Re: [PATCH 3/5] io_uring: let fast poll support multishot

From: Hao Xu
Date: Sat May 07 2022 - 03:08:16 EST


在 2022/5/7 上午1:19, Pavel Begunkov 写道:
On 5/6/22 08:01, Hao Xu wrote:
From: Hao Xu <howeyxu@xxxxxxxxxxx>

For operations like accept, multishot is a useful feature, since we can
reduce a number of accept sqe. Let's integrate it to fast poll, it may
be good for other operations in the future.

Signed-off-by: Hao Xu <howeyxu@xxxxxxxxxxx>
---
  fs/io_uring.c | 41 ++++++++++++++++++++++++++---------------
  1 file changed, 26 insertions(+), 15 deletions(-)

diff --git a/fs/io_uring.c b/fs/io_uring.c
index 8ebb1a794e36..d33777575faf 100644
--- a/fs/io_uring.c
+++ b/fs/io_uring.c
@@ -5952,7 +5952,7 @@ static void io_poll_remove_entries(struct io_kiocb *req)
   * either spurious wakeup or multishot CQE is served. 0 when it's done with
   * the request, then the mask is stored in req->cqe.res.
   */
-static int io_poll_check_events(struct io_kiocb *req, bool locked)
+static int io_poll_check_events(struct io_kiocb *req, bool *locked)
  {
      struct io_ring_ctx *ctx = req->ctx;
      int v;
@@ -5981,17 +5981,26 @@ static int io_poll_check_events(struct io_kiocb *req, bool locked)
          /* multishot, just fill an CQE and proceed */
          if (req->cqe.res && !(req->apoll_events & EPOLLONESHOT)) {
-            __poll_t mask = mangle_poll(req->cqe.res & req->apoll_events);
-            bool filled;
-
-            spin_lock(&ctx->completion_lock);
-            filled = io_fill_cqe_aux(ctx, req->cqe.user_data, mask,
-                         IORING_CQE_F_MORE);
-            io_commit_cqring(ctx);
-            spin_unlock(&ctx->completion_lock);
-            if (unlikely(!filled))
-                return -ECANCELED;
-            io_cqring_ev_posted(ctx);
+            if (req->flags & REQ_F_APOLL_MULTISHOT) {
+                io_tw_lock(req->ctx, locked);
+                if (likely(!(req->task->flags & PF_EXITING)))
+                    io_queue_sqe(req);

That looks dangerous, io_queue_sqe() usually takes the request ownership
and doesn't expect that someone, i.e. io_poll_check_events(), may still be
actively using it.

E.g. io_accept() fails on fd < 0, return an error,
io_queue_sqe() -> io_queue_async() -> io_req_complete_failed()
kills it.
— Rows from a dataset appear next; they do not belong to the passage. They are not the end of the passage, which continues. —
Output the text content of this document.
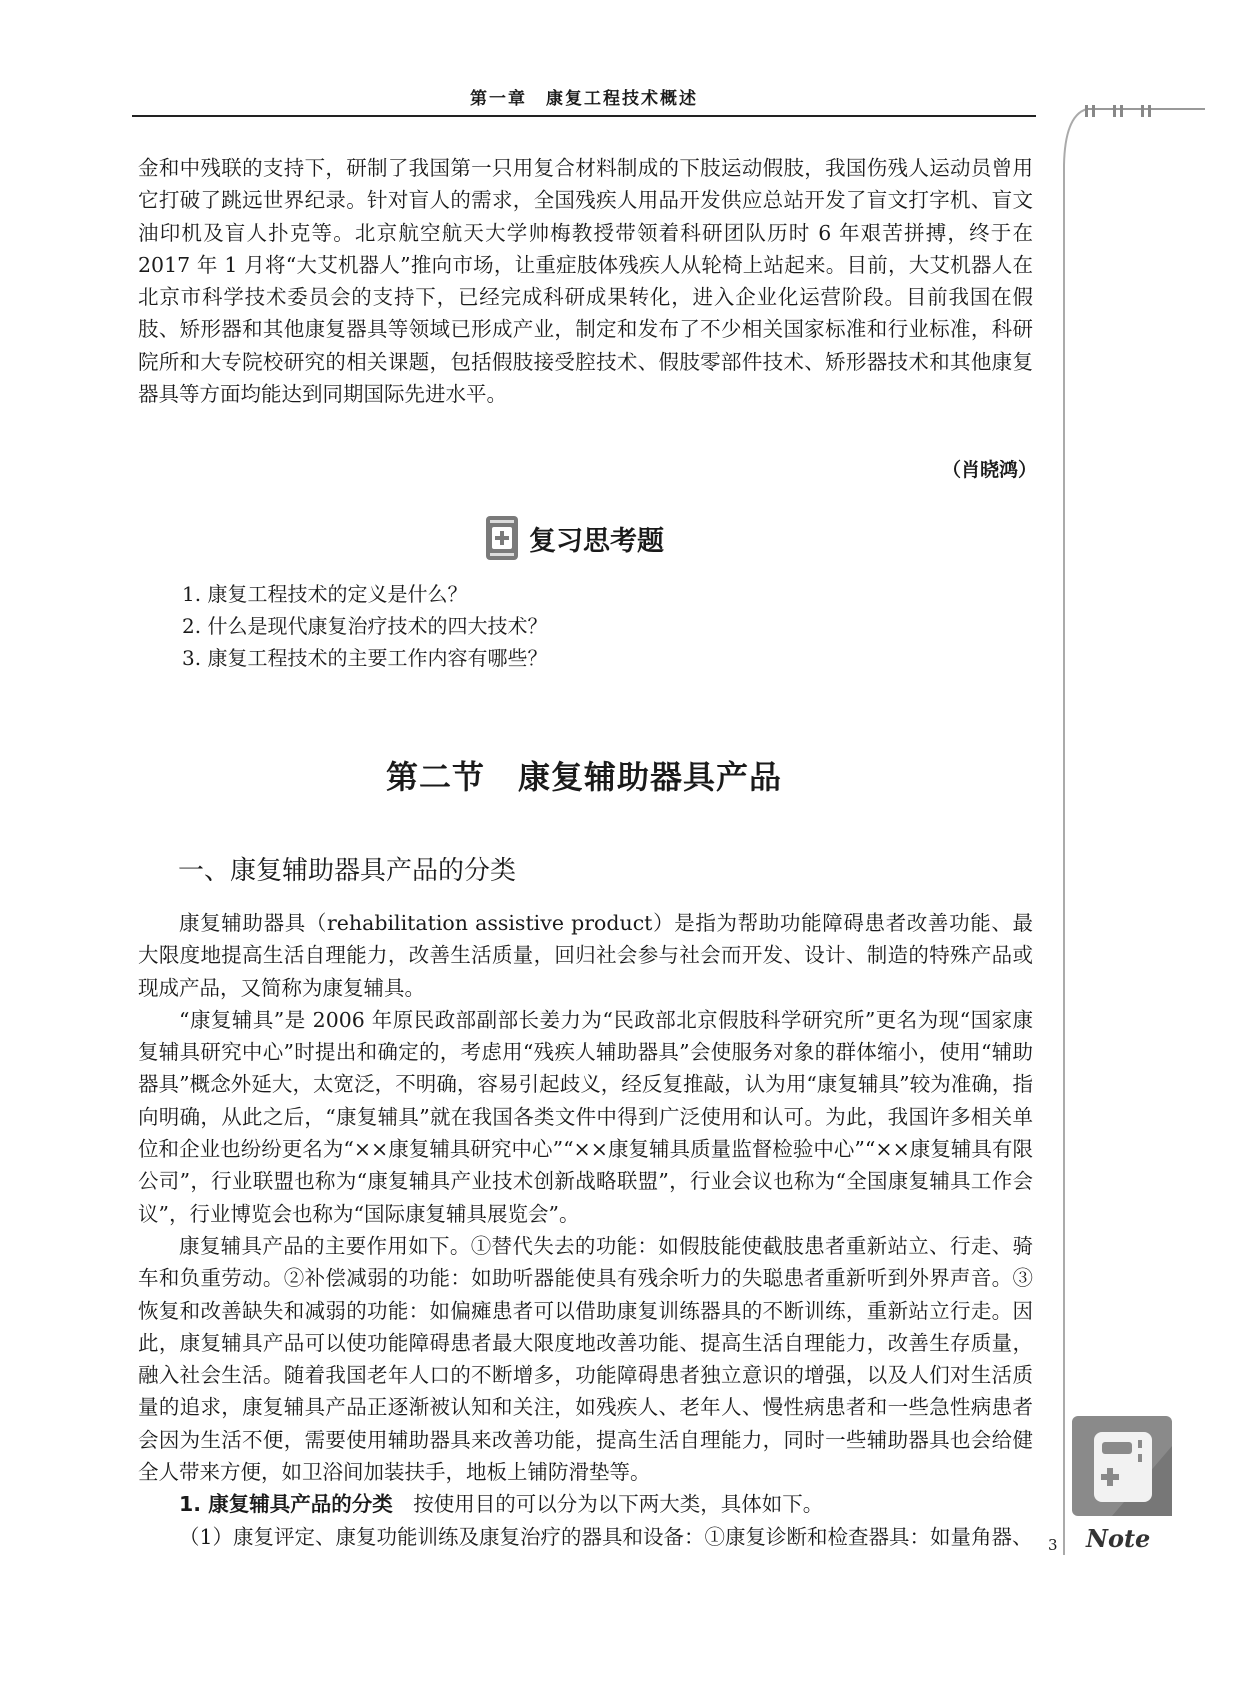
第一章　康复工程技术概述

金和中残联的支持下，研制了我国第一只用复合材料制成的下肢运动假肢，我国伤残人运动员曾用它打破了跳远世界纪录。针对盲人的需求，全国残疾人用品开发供应总站开发了盲文打字机、盲文油印机及盲人扑克等。北京航空航天大学帅梅教授带领着科研团队历时 6 年艰苦拼搏，终于在 2017 年 1 月将“大艾机器人”推向市场，让重症肢体残疾人从轮椅上站起来。目前，大艾机器人在北京市科学技术委员会的支持下，已经完成科研成果转化，进入企业化运营阶段。目前我国在假肢、矫形器和其他康复器具等领域已形成产业，制定和发布了不少相关国家标准和行业标准，科研院所和大专院校研究的相关课题，包括假肢接受腔技术、假肢零部件技术、矫形器技术和其他康复器具等方面均能达到同期国际先进水平。

（肖晓鸿）
复习思考题
1. 康复工程技术的定义是什么？
2. 什么是现代康复治疗技术的四大技术？
3. 康复工程技术的主要工作内容有哪些？
第二节　康复辅助器具产品
一、康复辅助器具产品的分类

康复辅助器具（rehabilitation assistive product）是指为帮助功能障碍患者改善功能、最大限度地提高生活自理能力，改善生活质量，回归社会参与社会而开发、设计、制造的特殊产品或现成产品，又简称为康复辅具。

“康复辅具”是 2006 年原民政部副部长姜力为“民政部北京假肢科学研究所”更名为现“国家康复辅具研究中心”时提出和确定的，考虑用“残疾人辅助器具”会使服务对象的群体缩小，使用“辅助器具”概念外延大，太宽泛，不明确，容易引起歧义，经反复推敲，认为用“康复辅具”较为准确，指向明确，从此之后，“康复辅具”就在我国各类文件中得到广泛使用和认可。为此，我国许多相关单位和企业也纷纷更名为“××康复辅具研究中心”“××康复辅具质量监督检验中心”“××康复辅具有限公司”，行业联盟也称为“康复辅具产业技术创新战略联盟”，行业会议也称为“全国康复辅具工作会议”，行业博览会也称为“国际康复辅具展览会”。

康复辅具产品的主要作用如下。①替代失去的功能：如假肢能使截肢患者重新站立、行走、骑车和负重劳动。②补偿减弱的功能：如助听器能使具有残余听力的失聪患者重新听到外界声音。③恢复和改善缺失和减弱的功能：如偏瘫患者可以借助康复训练器具的不断训练，重新站立行走。因此，康复辅具产品可以使功能障碍患者最大限度地改善功能、提高生活自理能力，改善生存质量，融入社会生活。随着我国老年人口的不断增多，功能障碍患者独立意识的增强，以及人们对生活质量的追求，康复辅具产品正逐渐被认知和关注，如残疾人、老年人、慢性病患者和一些急性病患者会因为生活不便，需要使用辅助器具来改善功能，提高生活自理能力，同时一些辅助器具也会给健全人带来方便，如卫浴间加装扶手，地板上铺防滑垫等。

1. 康复辅具产品的分类　按使用目的可以分为以下两大类，具体如下。

（1）康复评定、康复功能训练及康复治疗的器具和设备：①康复诊断和检查器具：如量角器、 Note
3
Then io_poll_check_events() and polling in general
carry on using the freed request => UAF. Didn't look at it
too carefully, but there might other similar cases.

I checked this when I did the coding, it seems the only case is
while (atomic_sub_return(v & IO_POLL_REF_MASK, &req->poll_refs));
uses req again after req recycled in io_queue_sqe() path like you
pointed out above, but this case should be ok since we haven't
reuse the struct req{} at that point.
In my first version, I skiped the do while{} in io_poll_check_events()
for multishot apoll and do the reap in io_req_task_submit()

static void io_apoll_task_func(struct io_kiocb *req, bool *locked)
{
int ret;


ret = io_poll_check_events(req, locked);
if (ret > 0)
return;


__io_poll_clean(req);


if (!ret)
io_req_task_submit(req, locked); <------here
else
io_req_complete_failed(req, ret);
}

But the disadvantage is in high frequent workloads case, it may loop in
io_poll_check_events for long time, then finally generating cqes in the
above io_req_task_submit() which is not good in terms of latency.